(the results are in)
Toward the end of last winter Sue and I began thinking a lot harder about water conservation. Three years in a row of dry conditions, and the draining of one of our largest local reservoirs for an urgent seismic retrofit project, made the specter of drought very real. And indeed state-wide the situation is dire. Both of us had been practicing energy and water conservation in our home(s) since even before we had met. This was one of the common links that Sue and I have always shared; our deep concerns about environmental causes. Since being married and sharing a common household we have been evolving our techniques for how to live greener, and to practice conservation. But considering the bleak outlook for our local water situation this winter, we refused to behave like sheep and ignore the situation like most people seem to be doing.

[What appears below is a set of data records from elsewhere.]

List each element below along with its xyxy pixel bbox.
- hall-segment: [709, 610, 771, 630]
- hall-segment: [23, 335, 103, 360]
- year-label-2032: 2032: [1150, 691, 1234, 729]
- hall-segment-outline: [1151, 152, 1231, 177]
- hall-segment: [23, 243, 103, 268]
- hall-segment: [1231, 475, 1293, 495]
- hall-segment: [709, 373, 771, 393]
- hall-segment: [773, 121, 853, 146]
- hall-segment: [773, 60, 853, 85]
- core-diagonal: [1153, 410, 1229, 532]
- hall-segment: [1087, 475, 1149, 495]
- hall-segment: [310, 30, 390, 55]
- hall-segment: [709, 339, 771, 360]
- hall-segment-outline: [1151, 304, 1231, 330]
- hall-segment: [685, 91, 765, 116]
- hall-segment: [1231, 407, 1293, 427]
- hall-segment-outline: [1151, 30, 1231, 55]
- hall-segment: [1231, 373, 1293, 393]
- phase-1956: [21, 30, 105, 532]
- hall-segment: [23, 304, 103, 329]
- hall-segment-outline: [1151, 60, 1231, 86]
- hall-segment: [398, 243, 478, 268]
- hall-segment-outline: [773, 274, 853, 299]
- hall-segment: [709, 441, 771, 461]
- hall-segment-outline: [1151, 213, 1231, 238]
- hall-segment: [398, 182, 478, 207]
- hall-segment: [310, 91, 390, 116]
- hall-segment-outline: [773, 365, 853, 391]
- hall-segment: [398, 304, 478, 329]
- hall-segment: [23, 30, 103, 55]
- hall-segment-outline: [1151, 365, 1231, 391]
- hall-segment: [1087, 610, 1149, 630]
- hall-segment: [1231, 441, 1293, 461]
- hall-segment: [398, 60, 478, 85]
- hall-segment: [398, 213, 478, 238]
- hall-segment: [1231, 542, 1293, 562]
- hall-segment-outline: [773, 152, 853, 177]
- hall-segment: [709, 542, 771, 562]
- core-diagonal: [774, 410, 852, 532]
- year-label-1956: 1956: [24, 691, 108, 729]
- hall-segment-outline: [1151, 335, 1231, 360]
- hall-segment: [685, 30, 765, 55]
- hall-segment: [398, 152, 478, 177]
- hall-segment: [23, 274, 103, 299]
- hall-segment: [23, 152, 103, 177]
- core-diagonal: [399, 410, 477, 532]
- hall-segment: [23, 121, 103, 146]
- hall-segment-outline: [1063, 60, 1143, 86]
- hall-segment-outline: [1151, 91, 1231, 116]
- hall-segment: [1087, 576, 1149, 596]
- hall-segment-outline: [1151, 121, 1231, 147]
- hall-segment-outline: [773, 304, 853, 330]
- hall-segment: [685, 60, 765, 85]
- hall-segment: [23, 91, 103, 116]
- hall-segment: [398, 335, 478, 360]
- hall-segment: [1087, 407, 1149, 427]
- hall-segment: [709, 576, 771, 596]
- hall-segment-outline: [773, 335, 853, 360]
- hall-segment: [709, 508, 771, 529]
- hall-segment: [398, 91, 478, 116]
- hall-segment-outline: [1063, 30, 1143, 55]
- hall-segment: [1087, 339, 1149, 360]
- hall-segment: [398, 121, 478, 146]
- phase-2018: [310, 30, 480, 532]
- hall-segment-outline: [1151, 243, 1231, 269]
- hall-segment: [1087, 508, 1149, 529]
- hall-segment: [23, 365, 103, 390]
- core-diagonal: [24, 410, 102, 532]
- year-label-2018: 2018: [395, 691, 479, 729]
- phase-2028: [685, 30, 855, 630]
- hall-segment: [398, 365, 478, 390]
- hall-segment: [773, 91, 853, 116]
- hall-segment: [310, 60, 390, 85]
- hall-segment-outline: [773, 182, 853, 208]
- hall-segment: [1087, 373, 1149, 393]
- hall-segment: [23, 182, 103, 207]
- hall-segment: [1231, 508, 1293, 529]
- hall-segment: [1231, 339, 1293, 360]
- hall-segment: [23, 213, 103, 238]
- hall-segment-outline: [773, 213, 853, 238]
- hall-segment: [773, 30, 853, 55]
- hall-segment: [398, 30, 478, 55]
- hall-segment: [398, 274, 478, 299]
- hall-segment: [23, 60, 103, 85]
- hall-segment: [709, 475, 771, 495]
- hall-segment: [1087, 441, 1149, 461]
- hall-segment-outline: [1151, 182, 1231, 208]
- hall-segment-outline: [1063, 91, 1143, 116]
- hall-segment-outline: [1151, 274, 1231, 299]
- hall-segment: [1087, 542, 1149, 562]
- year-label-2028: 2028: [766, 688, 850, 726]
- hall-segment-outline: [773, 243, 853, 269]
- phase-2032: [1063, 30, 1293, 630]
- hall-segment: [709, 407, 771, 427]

We decided that we needed to go way beyond our usual efforts. But we needed a way to help save water without spending a lot of money for a fancy new water system.
You can read about our solution in a post I did last March entitled Low Tech Grey Water. One of the links in that post doesn’t work anymore, but the information there is still good. I also did a follow up entitled Water Conservation Tips and Update. To be honest, using a system like this is not much fun. Its tedious carting water around in buckets like a couple of dusty pilgrims. But we do it out of passion.
Recently we got our first water bill that would reflect the full impact of our efforts, so we can now place a precise number on our efforts in order to make them tangible. No more speculation. And that number it 58%. Meaning a 58% savings in total water usage compared to the same time frame last year. Not too shabby considering that we really thought we were saving water before.
It would be easy to think that all this effort is useless, or backward, or that its undignified and demeaning. In our society we seem to have a this tendency to view ourselves as modern contemporary individuals who would not stoop to such things, or accept a different standard of living than we have been taught to believe is our birthright. After all we own a computer, a cell phone, and a car-nav, why should we lower ourselves to manually bail water? I completely disagree with these kinds of sentiments, and I think our results prove that everyone can in fact make a difference if they choose to.
So how much impact will our efforts have in the grand scheme of things? The truth is; probably very little. Unless a lot of people start getting serious, the impact will continue to be very small. And honestly, even if everybody did their level best to save water in their homes, it would never be enough to save agriculture from severe impact. It is after all, agri-business that is by far the largest consumer of our states water. They will need to learn how to save a lot more, and how to protect the environment at the same time. Perhaps agriculture as a whole is really just a big polluter, and needs to be cut back. But in any case, I still think its worth it. I plan to demonstrate with my lifestyle exactly what drives my passion. We need to rein in unfettered agriculture, practice conservation, and tear down O’Shaughnessy Dam, and Restore Hetch Hetchy to its natural state. That’s the ticket.